My first attempt was a solid mass that never (EVER) rose. It just sat there in its dough state, laughing at me. It was supposed to be enough to bake two loaves, but it never amounted to that much dough. I baked it anyway.... and it turned out to be an inedible (and ugly) brick. Pure. Absolute. Failure. It would have been a good door-stop, though. Or an anti-theft device, if I had used it to fall from above if anyone broke into my house. I'm pretty sure it would have knocked them unconscious.
My second attempt made more headway. I think. I used my grandma's recipe. I did get two loaves out of it. But alas, I still got bread that didn't taste very good or rise properly or make me happy in any other way. Apparently it is also not making the birds happy because I don't think they've touched it. But I really, truly did try. I believe my problem was the timing of adding the salt, which may have killed the yeast. Someone else suggested that it may be that I used powdered milk rather than fresh or canned milk. A third person suggested that it was my general use of recipes as a list of suggestions rather than rules... but aside from the salt and butter being introduced at the wrong time (I read a line early in the recipe), I really had followed the recipe. The last possible suggestion I received was regarding how much yeast I used. I was told that wheat bread recipes typically call for more yeast than white bread recipes do.
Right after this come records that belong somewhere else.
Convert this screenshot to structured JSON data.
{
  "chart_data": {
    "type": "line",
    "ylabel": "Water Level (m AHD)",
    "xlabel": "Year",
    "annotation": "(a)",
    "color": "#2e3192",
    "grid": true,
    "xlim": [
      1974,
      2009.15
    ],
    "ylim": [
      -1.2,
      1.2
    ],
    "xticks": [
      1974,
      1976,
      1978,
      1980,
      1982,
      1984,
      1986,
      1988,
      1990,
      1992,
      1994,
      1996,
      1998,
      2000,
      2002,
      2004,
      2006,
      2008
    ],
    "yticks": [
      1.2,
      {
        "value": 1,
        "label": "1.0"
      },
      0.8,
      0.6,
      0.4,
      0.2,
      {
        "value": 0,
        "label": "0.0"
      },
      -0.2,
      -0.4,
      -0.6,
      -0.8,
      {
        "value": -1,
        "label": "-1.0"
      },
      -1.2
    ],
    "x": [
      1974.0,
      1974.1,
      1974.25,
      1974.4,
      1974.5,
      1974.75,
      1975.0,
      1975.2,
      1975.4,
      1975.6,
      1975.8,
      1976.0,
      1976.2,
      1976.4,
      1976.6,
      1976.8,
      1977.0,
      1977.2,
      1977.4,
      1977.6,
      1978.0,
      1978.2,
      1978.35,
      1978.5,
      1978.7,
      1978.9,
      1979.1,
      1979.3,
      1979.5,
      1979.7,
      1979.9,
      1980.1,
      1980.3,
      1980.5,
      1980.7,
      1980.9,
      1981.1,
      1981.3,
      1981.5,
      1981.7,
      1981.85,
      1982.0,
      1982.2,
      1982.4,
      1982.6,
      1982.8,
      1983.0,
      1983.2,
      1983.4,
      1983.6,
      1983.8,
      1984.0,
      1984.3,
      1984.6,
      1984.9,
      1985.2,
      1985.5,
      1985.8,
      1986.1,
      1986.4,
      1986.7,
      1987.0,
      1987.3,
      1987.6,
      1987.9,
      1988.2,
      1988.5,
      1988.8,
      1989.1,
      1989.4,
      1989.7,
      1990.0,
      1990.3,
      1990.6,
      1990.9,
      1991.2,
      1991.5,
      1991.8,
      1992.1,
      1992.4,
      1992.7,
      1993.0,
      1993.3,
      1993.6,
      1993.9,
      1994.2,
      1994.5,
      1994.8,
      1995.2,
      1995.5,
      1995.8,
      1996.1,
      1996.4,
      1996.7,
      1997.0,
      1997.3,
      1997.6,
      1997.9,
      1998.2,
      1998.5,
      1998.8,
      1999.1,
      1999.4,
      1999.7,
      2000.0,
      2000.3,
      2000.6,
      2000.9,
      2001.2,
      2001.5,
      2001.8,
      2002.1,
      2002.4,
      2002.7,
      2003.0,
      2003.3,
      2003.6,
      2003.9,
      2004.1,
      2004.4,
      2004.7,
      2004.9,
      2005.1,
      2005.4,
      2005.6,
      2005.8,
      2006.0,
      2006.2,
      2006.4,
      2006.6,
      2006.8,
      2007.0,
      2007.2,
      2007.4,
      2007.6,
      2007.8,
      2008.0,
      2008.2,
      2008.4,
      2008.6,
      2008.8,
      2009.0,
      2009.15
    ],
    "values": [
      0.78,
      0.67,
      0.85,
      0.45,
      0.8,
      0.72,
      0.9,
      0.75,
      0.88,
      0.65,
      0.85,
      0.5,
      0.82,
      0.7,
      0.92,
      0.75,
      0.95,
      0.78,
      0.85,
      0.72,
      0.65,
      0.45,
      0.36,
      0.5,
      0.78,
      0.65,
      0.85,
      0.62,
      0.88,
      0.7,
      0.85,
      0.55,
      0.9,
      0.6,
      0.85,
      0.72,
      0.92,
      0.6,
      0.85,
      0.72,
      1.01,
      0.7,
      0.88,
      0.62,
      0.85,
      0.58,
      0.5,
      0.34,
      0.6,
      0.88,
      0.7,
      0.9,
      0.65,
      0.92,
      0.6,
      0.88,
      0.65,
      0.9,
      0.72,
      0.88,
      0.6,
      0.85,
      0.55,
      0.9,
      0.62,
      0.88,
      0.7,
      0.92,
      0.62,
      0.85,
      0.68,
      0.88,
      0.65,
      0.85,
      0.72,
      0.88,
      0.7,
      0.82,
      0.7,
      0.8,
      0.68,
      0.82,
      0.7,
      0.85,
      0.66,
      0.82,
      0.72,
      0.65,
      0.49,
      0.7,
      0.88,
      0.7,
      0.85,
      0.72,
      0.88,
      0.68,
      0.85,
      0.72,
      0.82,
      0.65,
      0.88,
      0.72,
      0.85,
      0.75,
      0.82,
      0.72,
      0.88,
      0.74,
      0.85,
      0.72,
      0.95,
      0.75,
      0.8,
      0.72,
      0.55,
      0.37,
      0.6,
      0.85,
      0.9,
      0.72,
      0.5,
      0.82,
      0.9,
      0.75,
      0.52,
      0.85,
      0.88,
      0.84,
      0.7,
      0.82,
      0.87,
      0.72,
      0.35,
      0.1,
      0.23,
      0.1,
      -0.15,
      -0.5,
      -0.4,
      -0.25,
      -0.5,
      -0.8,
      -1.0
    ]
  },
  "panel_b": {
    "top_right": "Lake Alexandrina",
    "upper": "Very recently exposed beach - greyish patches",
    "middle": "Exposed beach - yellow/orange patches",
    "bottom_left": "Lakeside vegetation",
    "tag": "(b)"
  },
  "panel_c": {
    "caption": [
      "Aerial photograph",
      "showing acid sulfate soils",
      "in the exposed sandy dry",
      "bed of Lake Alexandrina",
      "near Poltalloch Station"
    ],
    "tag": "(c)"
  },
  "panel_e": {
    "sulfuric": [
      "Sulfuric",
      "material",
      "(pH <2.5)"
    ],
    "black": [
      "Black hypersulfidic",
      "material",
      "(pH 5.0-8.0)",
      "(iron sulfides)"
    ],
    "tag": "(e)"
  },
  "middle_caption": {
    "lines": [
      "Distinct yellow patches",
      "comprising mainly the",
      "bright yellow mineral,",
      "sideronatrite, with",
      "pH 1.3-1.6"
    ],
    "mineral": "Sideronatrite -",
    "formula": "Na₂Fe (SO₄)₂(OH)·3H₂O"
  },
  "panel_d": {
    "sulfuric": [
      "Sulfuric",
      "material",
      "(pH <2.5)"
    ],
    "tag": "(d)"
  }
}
That brings us to my third attempt. This is what you need to know. I ground my own wheat flour. In my previous attempts, I used the white flour that I buy at from home each year and bring back with me... but after two failed attempts I bought cheap white flour at the local store instead. I also bought shortening instead of using butter since the recipe actually says shortening. So I scalded my milk, which was half powdered milk and half canned milk. This was as much a concession to the person who told me powdered milk wouldn't work as me having only enough powdered milk to make half of what the recipe required. I let it cool completely before I added the (local!) honey. I doubled the yeast... forgive me, but I couldn't withstand another lousy bread experience. IT HAD TO RISE. I followed every other instruction, to the letter. I even greased my bread pans with shortening like my grandma had done when I was a kid. And it rose. And it baked well This is what came out of the oven:
They aren't precisely the most beautiful loaves ever created, but... look at them, they rose!
They were a bit crumbly, as far as bread is concerned. But they were better than simply edible, they were good. That, my friends, is sheer happiness. After so much effort, I really really wanted bread that was more healthy for me and that wasn't lousy. So hooray for wheat bread! Now I feel free to make continued attempts and maybe tweak it here and there... like trying to make it vegan or multi-grain. Wahoo!